A tree is a data structure that resembles an actual tree. It has a root node and from there other child nodes follow. The nodes at the deepest level are called leafs and they don’t have any child nodes.
Binary Search Trees
A binary search tree is organized in a way where each node can have at most two child nodes. Another characteristic of it is the fact that the left-hand side node contains an element that is less than or equal to its parent node. And the right-hand side node is greater than or equal to its parent.
There are different orders to print the nodes in a binary search tree. The difference between them is when the current node is printed:
- Before visiting its children: preorder walk;
- After visiting its left-hand side child and before visiting the right-hand side child: inorder walk;
- After visiting both children: postorder walk.
This operation takes O(n) time.
Searching a binary search tree takes O(h) time where
h is the height of the tree.
Minimum and maximum
These operations also take O(h) and it just needs to follow the same direction downwards until a leaf node is found.
Inserting a new value in a binary search tree also takes O(h) time. The procedure is to follow the branches according to the new item’s key.
Removing an item also takes O(h) time and it’s more tricky than insertion in one case. When removing a leaf node
n, all that it’s required is to remove it from its parent. When
n has one child, its parent inherit the child node. The tricky part is when
n has two children. In this case, we need to find the successor of
n such that it is the smallest value greater than
n.key. Then that node takes the place previously occupied by
Random Binary Search Trees
When the elements are randomly inserted; i.e.not following a specific order; a random binary search tree arises from it. In this type of tree the operations then take O(log n) time to complete. And that is also the expected height of the tree: log n.

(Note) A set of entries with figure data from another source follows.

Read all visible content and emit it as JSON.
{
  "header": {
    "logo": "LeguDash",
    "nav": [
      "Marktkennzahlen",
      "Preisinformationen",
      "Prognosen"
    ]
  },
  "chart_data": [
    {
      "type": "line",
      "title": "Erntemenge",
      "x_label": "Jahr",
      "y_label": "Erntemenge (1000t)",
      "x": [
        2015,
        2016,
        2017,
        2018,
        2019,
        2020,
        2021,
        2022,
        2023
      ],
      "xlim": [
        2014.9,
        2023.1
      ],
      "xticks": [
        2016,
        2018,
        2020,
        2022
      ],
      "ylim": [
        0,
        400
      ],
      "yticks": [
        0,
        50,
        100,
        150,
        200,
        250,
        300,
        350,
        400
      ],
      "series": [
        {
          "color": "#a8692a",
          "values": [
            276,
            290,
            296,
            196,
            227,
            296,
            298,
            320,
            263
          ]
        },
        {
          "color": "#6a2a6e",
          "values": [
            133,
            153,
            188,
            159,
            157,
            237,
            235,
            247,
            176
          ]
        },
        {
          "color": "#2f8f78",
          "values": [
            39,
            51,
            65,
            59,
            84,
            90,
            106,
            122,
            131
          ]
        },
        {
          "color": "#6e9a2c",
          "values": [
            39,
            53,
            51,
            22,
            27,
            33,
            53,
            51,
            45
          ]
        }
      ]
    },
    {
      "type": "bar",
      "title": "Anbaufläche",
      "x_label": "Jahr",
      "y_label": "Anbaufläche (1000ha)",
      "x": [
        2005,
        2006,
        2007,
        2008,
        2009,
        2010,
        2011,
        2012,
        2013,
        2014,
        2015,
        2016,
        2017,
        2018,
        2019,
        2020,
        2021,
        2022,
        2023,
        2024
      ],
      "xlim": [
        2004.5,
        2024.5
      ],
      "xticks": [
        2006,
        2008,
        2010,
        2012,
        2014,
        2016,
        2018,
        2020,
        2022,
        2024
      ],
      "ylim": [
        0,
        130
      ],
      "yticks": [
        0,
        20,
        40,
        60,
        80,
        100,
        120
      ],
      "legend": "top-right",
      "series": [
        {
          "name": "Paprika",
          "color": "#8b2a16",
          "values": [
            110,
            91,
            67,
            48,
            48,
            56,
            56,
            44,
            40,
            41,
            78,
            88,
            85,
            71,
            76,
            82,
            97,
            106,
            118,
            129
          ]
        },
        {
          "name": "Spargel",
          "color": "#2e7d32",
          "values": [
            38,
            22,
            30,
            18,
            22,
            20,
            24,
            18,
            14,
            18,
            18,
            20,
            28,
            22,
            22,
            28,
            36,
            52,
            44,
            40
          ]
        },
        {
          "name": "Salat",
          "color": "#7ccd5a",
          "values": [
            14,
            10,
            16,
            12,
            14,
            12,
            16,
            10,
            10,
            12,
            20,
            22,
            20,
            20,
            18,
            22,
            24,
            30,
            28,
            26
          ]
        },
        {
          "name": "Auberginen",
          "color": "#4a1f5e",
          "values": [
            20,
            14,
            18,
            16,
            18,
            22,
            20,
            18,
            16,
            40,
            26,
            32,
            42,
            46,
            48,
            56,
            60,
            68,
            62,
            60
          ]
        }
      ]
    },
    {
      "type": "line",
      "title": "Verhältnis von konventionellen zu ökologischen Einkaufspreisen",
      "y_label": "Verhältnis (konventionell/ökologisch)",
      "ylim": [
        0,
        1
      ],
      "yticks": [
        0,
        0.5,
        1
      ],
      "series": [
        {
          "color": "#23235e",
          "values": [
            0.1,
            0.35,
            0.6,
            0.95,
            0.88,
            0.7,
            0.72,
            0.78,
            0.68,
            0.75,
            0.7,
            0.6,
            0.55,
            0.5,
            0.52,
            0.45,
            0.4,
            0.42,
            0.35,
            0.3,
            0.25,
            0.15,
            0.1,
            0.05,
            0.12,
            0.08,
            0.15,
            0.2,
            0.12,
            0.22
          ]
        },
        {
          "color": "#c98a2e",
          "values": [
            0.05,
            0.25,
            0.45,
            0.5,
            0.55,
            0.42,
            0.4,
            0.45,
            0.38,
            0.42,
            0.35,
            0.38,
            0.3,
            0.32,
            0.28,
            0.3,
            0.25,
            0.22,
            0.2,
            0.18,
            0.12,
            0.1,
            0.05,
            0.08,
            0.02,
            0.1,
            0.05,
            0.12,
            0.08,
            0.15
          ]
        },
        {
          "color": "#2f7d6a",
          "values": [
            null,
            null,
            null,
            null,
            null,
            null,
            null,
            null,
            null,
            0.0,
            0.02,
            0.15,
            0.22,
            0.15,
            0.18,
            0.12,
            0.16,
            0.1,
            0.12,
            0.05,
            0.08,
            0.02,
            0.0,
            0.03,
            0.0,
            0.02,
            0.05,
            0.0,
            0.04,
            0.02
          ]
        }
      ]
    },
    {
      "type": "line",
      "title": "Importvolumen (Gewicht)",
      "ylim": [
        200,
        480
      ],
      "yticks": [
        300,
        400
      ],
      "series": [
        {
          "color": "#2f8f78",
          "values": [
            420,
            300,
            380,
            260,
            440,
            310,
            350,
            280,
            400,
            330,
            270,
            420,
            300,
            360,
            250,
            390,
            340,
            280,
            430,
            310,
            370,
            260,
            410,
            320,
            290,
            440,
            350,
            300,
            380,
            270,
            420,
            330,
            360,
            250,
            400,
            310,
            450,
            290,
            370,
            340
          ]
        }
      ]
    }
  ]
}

Self-balancing search trees not only preserve the search tree property but also maintain the height as minimal as possible. There are different types of such trees and each type has their own properties that need to be maintained in order to have a low height as possible. Some examples of such trees are: Red-Black trees, AVL trees, 2-3 trees, B-Trees.
Because the tree is always balanced, the operations then take O(log n). Whenever a new element is inserted or removed the invariants are checked and if any violation occurred then a re-balancing step is executed. This step is usually done by rotating the tree based on a pivot node.
B-Trees are balanced search trees that work well on disks and other secondary storage devices. One of the main differences from a binary search tree is the branching factor. In a binary search tree the branching factor is two, but in a B-Tree it can vary from a few to hundreds. This helps keeping the tree height low which means less nodes to visit. The branching factor is determined by the size of the nodes; usually the size of a disk block, 4 KiB; and the size of the elements stored in the nodes. For example, if a tree has nodes of size 16 KiB and each element is 500 bytes, each node can store 32 elements which then makes it for a branching factor of 32. A tree with these characteristics and a height of 4 levels can store around 1 million elements using just 64 MiB.
By choosing the node size as the same size of a page in a disk it improves the performance when the tree is used as an index for the stored data because multiple items are stored in a single page/node and updates to those elements don’t require random disk seeks which would happen if the number of elements in each node was smaller.
In B-Trees, every node has the same structure in terms of what information it stores. In B+-Trees, only the leaf nodes store information about the items and the internal nodes are only used for guidance when traversing the tree.
The advantage of that is such that when updates happen to the tree it doesn’t need to immediatelly “travel up” so that parent nodes are updated as well. For example, if an element has been deleted from the tree and it doesn’t require any re-balancing, the internal nodes don’t need to be updated which speeds up the process by eliminating operations. Eventually, when splits and merges of nodes happen the internal nodes will be updated. And even in the case of a deleted key was being used in an internal node, the search would need to go all the way to the leaf nodes to retrieve the desired information so in the end having the internal node with outdated guiding keys doesn’t ruin the traversal.
- Cormen, T., Leiserson, C., Rivest, R., and Stein, C. 2001. Introduction to Algorithms. The MIT Press.
- Silberschatz, A., Korth, H., and Sudarshan, S. 2010. Database System Concepts. McGraw-Hill.